A me pare evidente che quei ragazzi stiano recitando, siano in scena, vivano una sorta di reality nel quale il pubblico non si limita ad osservare ma partecipa, incita, suggerisce e gusta l’effetto che fa.
Sembra un’arena nella quale la folla acclamante moltiplica la tracotanza e il cinismo del lottatore; l’eroe al centro della scena che si nutre di adrenalina, il protagonista che non ha bisogno di raccontare perché tutti vedranno e sapranno cosa è stato in grado di fare.
Non ci vedo contestazione dell’autorità, consapevolezza, solo istinto, sfogo, ribellismo puerile.
Esisterebbe questo senza uno smartphone in grado di riprendere tutto e diffonderlo in diretta? Senza la vanagloria del like e l’orgoglio delle condivisioni? Penso di no.
Penso che senza il loro pubblico quei ragazzi non sarebbero i piccoli aguzzini che abbiamo visto. Si tratterebbe di pochi secondi di celebrità relativa destinata ad essere dimenticata.
E dunque esercizio di stile senza senso: non ci sarebbe lo stesso gusto.
– La scarsa autorevolezza del docente: guardo e riguardo quei video, spumante rabbia. Cosa farei se succedesse a me? Tutto ciò che viene istintivamente in mente davanti a quelle scene è anche ciò che un prof. non può assolutamente fare. Ovvio. Niente ceffoni, niente calci in culo, per intenderci. Si finirebbe in un mare di guai. E allora? Allora il punto è che a quel punto non ci si dovrebbe mai arrivare.
Al netto dei limiti caratteriali di un singolo docente il discorso non cambia.
Chi rispetterebbe più un arbitro se non avesse in tasca il cartellino rosso? Cosa ve ne fregherebbe di un vigile che fischietta se non vi potesse multare?
Bene, i docenti sono stati screditati e delegittimati da venti anni di retoriche e riforme che ne hanno minato il prestigio sociale e svalutato l’autorità; la scuola è stata svenduta alle logiche dell’azienda: il genitore-cliente vi si reca con l’approccio del soddisfatto o rimborsato, di chi rivendica un servizio che ha pagato a fannulloni impenitenti; l’alunno-cliente vi si reca con la presunzione di non aver nulla da imparare da quegli sfigati, falliti che blaterano di cose inutili e lontane dal mondo scintillante di apatia nel quale le cose vanno diversamente.
– L’incapacità di autoregolarsi e riconoscere limiti morali o civili: guardo e riguardo quei video, e mi tremano le mani. Cosa diventeranno quei ragazzi? Chi sono fuori da quell’aula? La recente brillante idea del liceo breve rientra in una logica coerente: il bambino/ragazzo è gradualmente divenuto una creatura da ammaestrare nel più breve tempo possibile per offrire alle aziende manovalanza specializzata dotata di competenze standardizzate, specifiche e limitate, con conoscenze vaghe, capacità di comprendere e interpretare se stesso e la realtà scarse, spirito critico e autonomia di giudizio nulli.

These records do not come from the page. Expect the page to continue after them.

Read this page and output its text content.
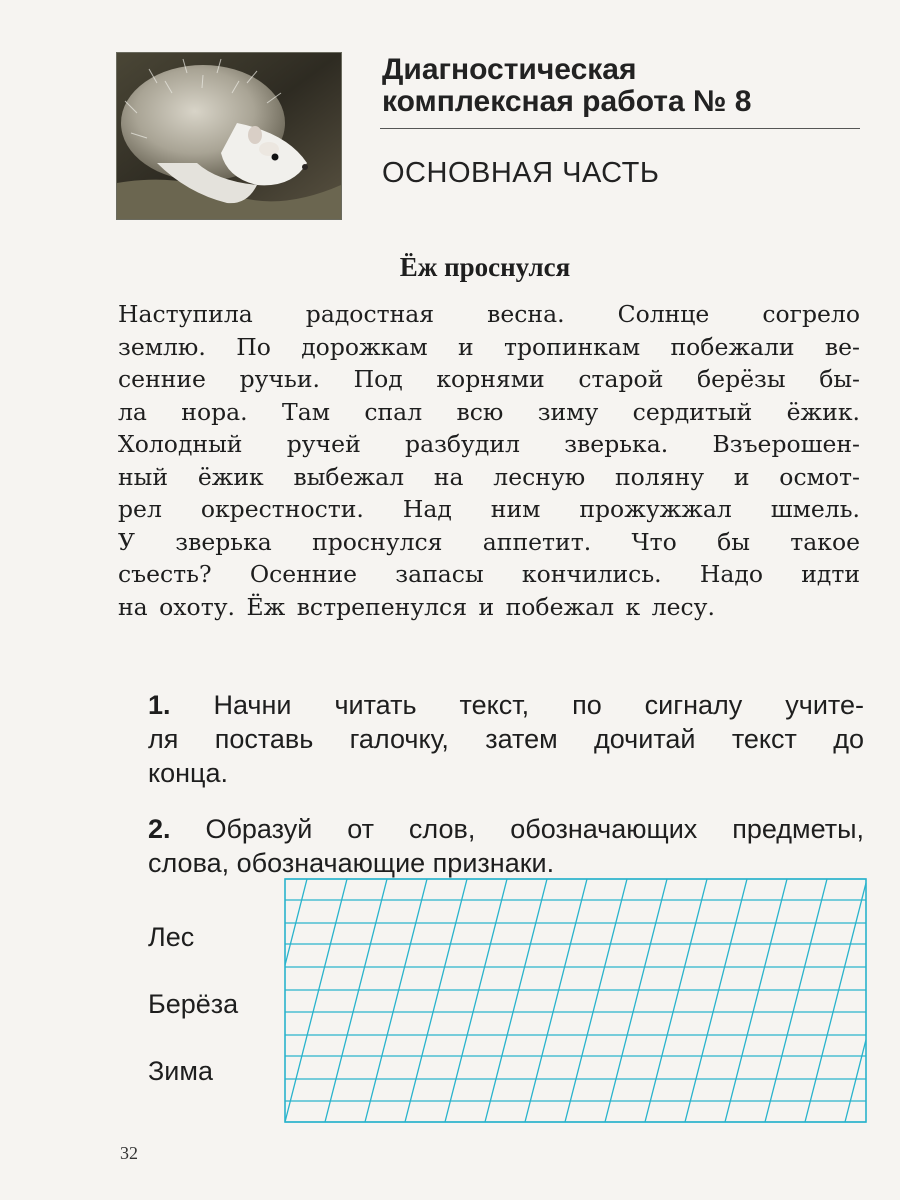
Диагностическая
комплексная работа № 8
ОСНОВНАЯ ЧАСТЬ
Ёж проснулся
Наступила радостная весна. Солнце согрело
землю. По дорожкам и тропинкам побежали ве-
сенние ручьи. Под корнями старой берёзы бы-
ла нора. Там спал всю зиму сердитый ёжик.
Холодный ручей разбудил зверька. Взъерошен-
ный ёжик выбежал на лесную поляну и осмот-
рел окрестности. Над ним прожужжал шмель.
У зверька проснулся аппетит. Что бы такое
съесть? Осенние запасы кончились. Надо идти
на охоту. Ёж встрепенулся и побежал к лесу.
1. Начни читать текст, по сигналу учите-
ля поставь галочку, затем дочитай текст до
конца.
2. Образуй от слов, обозначающих предметы,
слова, обозначающие признаки.
Лес
Берёза
Зима
32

Il lessico della nuova scuola è rilevante per capirne l’orientamento: obiettivi, successo, eccellenza, debiti e crediti, offerta formativa, portfolio di competenze, spendibilità.
Saper fare è il nuovo mantra! Saper fare senza capire quello che stai facendo, perché lo fai e gli effetti di ciò che fai!
In questo quadro si inseriscono le risate del pubblico-regista-sceneggiatore di quei video, in questo quadro si inseriscono i protagonisti bulli e dannati.
E con la stessa indifferente leggerezza allora si può umiliare un disabile, abusare di una compagna, derubare un coetaneo, pestare un omosessuale, impiccare un cane, dare fuoco ad un barbone; sempre sotto i riflettori e sempre senza sentire il freno di una morale, la percezione del male e il peso della sua banalità.
Personaggi tragici moderni, confusi, condannati alla mediocrità utile, vittime e carnefici di una civiltà talmente veloce ed efficiente da trascurare l’umanità e la responsabilità delle proprie azioni, i sensi della colpa e della vergogna che ne derivano.
Riguardo un’ultima volta quei video e vedo una società che ha dimenticato di educare i propri figli.
Uno Stato di individui a cui nessuno insegna ad essere cittadini.